Training neural networks these days requires mostly learning to use tools like PyTorch, Tensorflow and such. Jeremy's courses show how to become a world-class deep learning practitioner with only a minimal level of scalar calculus, thanks to leveraging the automatic differentiation built in to modern deep learning libraries.

But if you really want to really understand what’s going on under the hood of these libraries, and grok academic papers discussing the latest advances in model training techniques, you’ll need to understand certain bits of the field of matrix calculus.

For example the activation of a neuron in a neural network layer is typically calculated using a dot product of an edge weight (w) and an input vector (v) plus a scalar **bias (**b). So, if we call the activation of a neuron in a neural network layer, z, then you get:

$$ z(\vec{x}) = \sum_{i}^{n} w_ix_i + b = \bold{w}\cdot\bold{x} + b $$

$z(\vec{x})$ is called the unit’s affine function and is usually passed through a rectified linear unit (to introduce non-linearity) which clips negative values to zero: max(0, $z(\vec{x})$ ).

Screen Shot 2023-02-11 at 6.41.08 PM.png

A NN layer is composed of many of these units. The activation of one layer’s units become the input of the next layer and so on until the activation from the last layer which is called the network output.

Training this neuron means choosing weights w and bias b so that we get the desired output for all N inputs x. To do that, we minimize a loss function that compares the network’s final activation(x) with the target(x) (desired output of x) for all input x vectors. To minimize the loss, we use some variation on gradient descent, such as plain stochastic gradient descent (SGD), SGD with momentum, or Adam. All of those require the partial derivative (the gradient) of activation(x) with respect to the model parameters w and b. Our goal is to gradually tweak w and b so that the overall loss function keeps getting smaller across all x inputs.

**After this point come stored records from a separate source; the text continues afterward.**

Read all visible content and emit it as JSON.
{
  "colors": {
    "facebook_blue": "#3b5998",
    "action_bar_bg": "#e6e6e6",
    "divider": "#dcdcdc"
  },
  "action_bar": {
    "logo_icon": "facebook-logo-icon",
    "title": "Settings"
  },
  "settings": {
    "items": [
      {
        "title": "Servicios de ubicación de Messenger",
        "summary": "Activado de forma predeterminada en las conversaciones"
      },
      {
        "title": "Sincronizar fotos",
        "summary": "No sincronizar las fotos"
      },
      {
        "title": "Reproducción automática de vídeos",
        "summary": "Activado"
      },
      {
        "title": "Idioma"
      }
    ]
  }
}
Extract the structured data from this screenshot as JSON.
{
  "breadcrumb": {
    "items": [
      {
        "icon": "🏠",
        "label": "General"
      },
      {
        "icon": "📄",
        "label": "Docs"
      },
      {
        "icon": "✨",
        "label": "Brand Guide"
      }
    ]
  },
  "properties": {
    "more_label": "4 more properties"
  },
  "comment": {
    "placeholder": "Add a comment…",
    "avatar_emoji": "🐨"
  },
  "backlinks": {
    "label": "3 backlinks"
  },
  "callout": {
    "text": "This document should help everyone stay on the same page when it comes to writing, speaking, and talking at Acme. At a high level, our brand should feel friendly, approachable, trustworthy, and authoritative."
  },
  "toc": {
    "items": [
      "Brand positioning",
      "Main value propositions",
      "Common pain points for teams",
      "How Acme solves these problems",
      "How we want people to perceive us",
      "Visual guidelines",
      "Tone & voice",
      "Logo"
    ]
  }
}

This article walks through the derivation of some important rules for computing partial derivatives with respect to vectors, particularly those useful for training neural networks. This field is known as matrix calculus. It is fairly easy to derive the derivative for the scalar version of a common loss function - Mean Square Error (MSE) - but in a NN almost always there are multiple inputs and (potentially) multiple network outputs. So, we really need general rules for the derivative of a function with respect to a vector and even rules for the derivative of a vector-valued function with respect to a vector.